Business psychology services

Business psychology services

September is a month of fresh starts, a time when we embark on new paths in pursuit of success. Whether you have secured a promotion, new role, college or university place, the doors are open for you to achieve, but what does success look like? As a business psychologist, I am curious about the difference between a fleeting sense of achievement and long-term success.

Why Are We Driven to Pursue Success?

Continuously learning and developing is the route to personal growth, yet it is also hard work. To set and achieve goals, we have to embrace the unfamiliar, tackle challenges and face adversity. Therefore, it is not an easy option. So, why are we driven to pursue success?

In part, our motivation comes from social motives:

·       Firstly, we want to distance ourselves from the perceived negativities of not achieving. These include shame, inferiority and failure, which are associated with the risk of not being respected, accepted or loved.

·       Secondly, society values status and financial gains, so there is acceptance when we go for that promotion, achieve great grades in exams or have a prestigious job title. We are praised when we reach our goals and this promotes the release of dopamine, the feel-good chemical, in the brain.

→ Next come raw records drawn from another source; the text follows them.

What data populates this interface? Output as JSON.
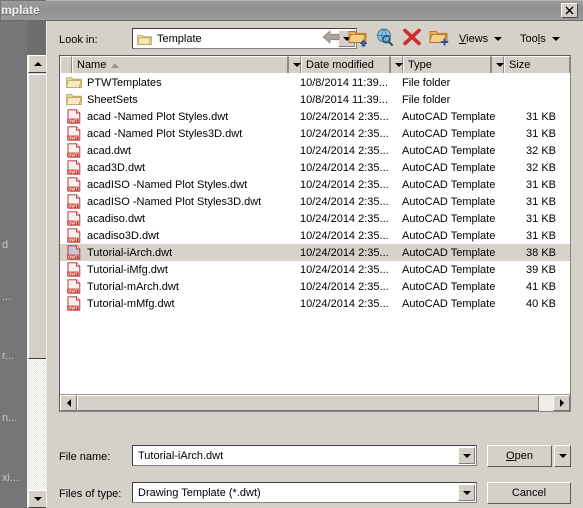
{
  "window": {
    "title": "mplate",
    "close_label": "✕"
  },
  "toolbar": {
    "lookin_label": "Look in:",
    "lookin_value": "Template",
    "icons": [
      {
        "name": "back-arrow-icon",
        "tip": "Back"
      },
      {
        "name": "up-one-level-folder-icon",
        "tip": "Up one level"
      },
      {
        "name": "search-web-icon",
        "tip": "Search the Web"
      },
      {
        "name": "delete-icon",
        "tip": "Delete"
      },
      {
        "name": "new-folder-icon",
        "tip": "Create New Folder"
      }
    ],
    "views_label": "Views",
    "tools_label": "Tools"
  },
  "list": {
    "columns": [
      {
        "key": "name",
        "label": "Name",
        "sorted": "asc",
        "has_dropdown": true
      },
      {
        "key": "date",
        "label": "Date modified",
        "has_dropdown": true
      },
      {
        "key": "type",
        "label": "Type",
        "has_dropdown": true
      },
      {
        "key": "size",
        "label": "Size",
        "has_dropdown": false
      }
    ],
    "rows": [
      {
        "name": "PTWTemplates",
        "date": "10/8/2014 11:39...",
        "type": "File folder",
        "size": "",
        "icon": "folder-icon",
        "selected": false
      },
      {
        "name": "SheetSets",
        "date": "10/8/2014 11:39...",
        "type": "File folder",
        "size": "",
        "icon": "folder-icon",
        "selected": false
      },
      {
        "name": "acad -Named Plot Styles.dwt",
        "date": "10/24/2014 2:35...",
        "type": "AutoCAD Template",
        "size": "31 KB",
        "icon": "dwt-file-icon",
        "selected": false
      },
      {
        "name": "acad -Named Plot Styles3D.dwt",
        "date": "10/24/2014 2:35...",
        "type": "AutoCAD Template",
        "size": "31 KB",
        "icon": "dwt-file-icon",
        "selected": false
      },
      {
        "name": "acad.dwt",
        "date": "10/24/2014 2:35...",
        "type": "AutoCAD Template",
        "size": "32 KB",
        "icon": "dwt-file-icon",
        "selected": false
      },
      {
        "name": "acad3D.dwt",
        "date": "10/24/2014 2:35...",
        "type": "AutoCAD Template",
        "size": "32 KB",
        "icon": "dwt-file-icon",
        "selected": false
      },
      {
        "name": "acadISO -Named Plot Styles.dwt",
        "date": "10/24/2014 2:35...",
        "type": "AutoCAD Template",
        "size": "31 KB",
        "icon": "dwt-file-icon",
        "selected": false
      },
      {
        "name": "acadISO -Named Plot Styles3D.dwt",
        "date": "10/24/2014 2:35...",
        "type": "AutoCAD Template",
        "size": "31 KB",
        "icon": "dwt-file-icon",
        "selected": false
      },
      {
        "name": "acadiso.dwt",
        "date": "10/24/2014 2:35...",
        "type": "AutoCAD Template",
        "size": "31 KB",
        "icon": "dwt-file-icon",
        "selected": false
      },
      {
        "name": "acadiso3D.dwt",
        "date": "10/24/2014 2:35...",
        "type": "AutoCAD Template",
        "size": "31 KB",
        "icon": "dwt-file-icon",
        "selected": false
      },
      {
        "name": "Tutorial-iArch.dwt",
        "date": "10/24/2014 2:35...",
        "type": "AutoCAD Template",
        "size": "38 KB",
        "icon": "dwt-file-icon",
        "selected": true
      },
      {
        "name": "Tutorial-iMfg.dwt",
        "date": "10/24/2014 2:35...",
        "type": "AutoCAD Template",
        "size": "39 KB",
        "icon": "dwt-file-icon",
        "selected": false
      },
      {
        "name": "Tutorial-mArch.dwt",
        "date": "10/24/2014 2:35...",
        "type": "AutoCAD Template",
        "size": "41 KB",
        "icon": "dwt-file-icon",
        "selected": false
      },
      {
        "name": "Tutorial-mMfg.dwt",
        "date": "10/24/2014 2:35...",
        "type": "AutoCAD Template",
        "size": "40 KB",
        "icon": "dwt-file-icon",
        "selected": false
      }
    ]
  },
  "form": {
    "filename_label": "File name:",
    "filename_value": "Tutorial-iArch.dwt",
    "filetype_label": "Files of type:",
    "filetype_value": "Drawing Template (*.dwt)",
    "open_label": "Open",
    "cancel_label": "Cancel"
  },
  "background": {
    "fragments": [
      "d",
      "...",
      "r...",
      "n...",
      "xi..."
    ]
  },
  "colors": {
    "dialog_face": "#d5d1c8",
    "selection": "#d6d2c9",
    "titlebar": "#939393",
    "desktop": "#767676",
    "folder_yellow": "#e8c66a",
    "dwt_red": "#c0392b"
  }
}
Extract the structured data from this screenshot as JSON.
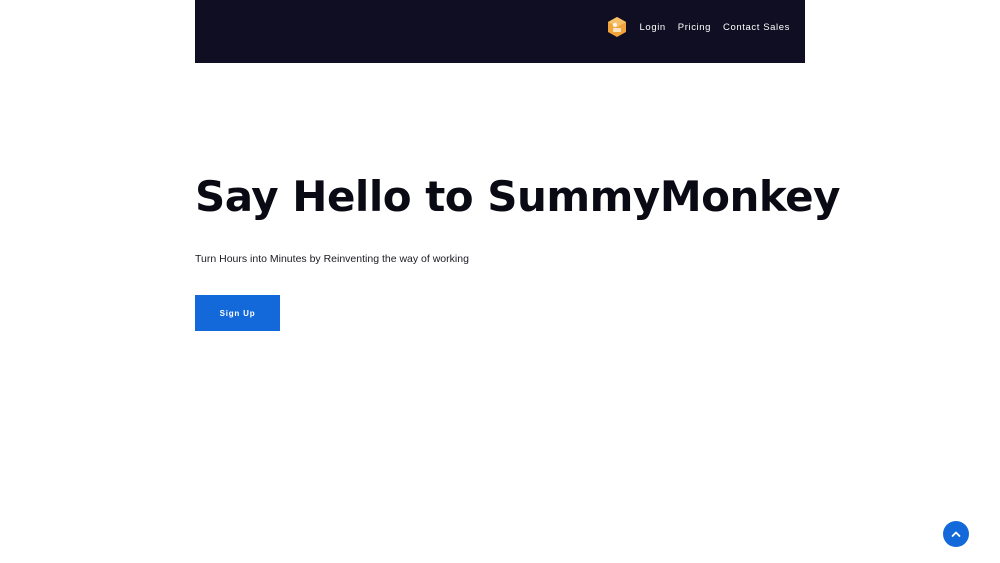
{
  "nav": {
    "logo_icon": "hexagon-logo-icon",
    "links": [
      {
        "label": "Login"
      },
      {
        "label": "Pricing"
      },
      {
        "label": "Contact Sales"
      }
    ]
  },
  "hero": {
    "title": "Say Hello to SummyMonkey",
    "subtitle": "Turn Hours into Minutes by Reinventing the way of working",
    "signup_label": "Sign Up"
  },
  "scroll_top": {
    "icon": "chevron-up-icon"
  },
  "colors": {
    "navbar_bg": "#0f0e22",
    "accent": "#1369d9",
    "logo_orange": "#f0a43a"
  }
}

However, when goals are predominantly driven by external factors and expectations, the sense of achievement and success can be short-lived. We might have worked for years to pass an exam, get selected or beat a record, but the reward is fleeting. Within a day or two, people are asking what’s next. With this in mind, we need to understand what it takes to achieve long-term success.

How To Achieve Long-Term Success

The key to accomplishments that endure is to discover your internal motivation.

Harvard Business School (HBS) research* revealed that those with a long-lasting sense of success were following a path that they were passionate about. Their achievements were determined by things that brought them a sense of worth, which can be quite different to society’s expectations. As a result, they have to set aside the opinions of others.

This internal drive made them more determined to fully execute their ideas, tackle challenges, overcome adversity and think creatively. Their perseverance and commitment were strong because the goal was their own, rather than something imposed on them.

Four Pillars of Success

HBS also reported four pillars of success; all of which had to be present and balanced for success to be long-lasting:

Happiness – A feeling of contentment and enjoyment. This includes job satisfaction, belonging to an effective and supportive team, having a good work-life balance, being healthy and having opportunities to pursue ambitions.

Achievement – You have, or can acquire, the skills and resources to realise your goals to a high standard. In addition, you value the process and what is gained along the way, as well as the outcomes.

Significance – Your achievements make a positive impact on what you care about. This could include advances in your industry, building a stronger community, bettering life for your family, or having a positive impact on the environment.

Legacy – Your success inspires or involves others to achieve. People learn about what you are doing and, if driven by the same goals, they want to be part of it. Your work encourages them to engage and make a difference.

Achieving this balance can mean turning down offers that others view as crazy. That promotion may boost your financial wealth and status, but is it in keeping with your priorities? Do you place more weight on time with your family, maintaining your health or making a difference?

What matters to you?

September is a time for fresh starts and if you want to get the most out of your new pursuit, it is worth exploring what you want to achieve.

Focus solely on hitting a target, getting a top grade or securing a promotion and your success will be short-lived. Alternatively, optimise the opportunity to master a skill, encourage others, drive change, make connections, seek out fresh thinking and build resilience. Then you will reap the rewards of enduring success.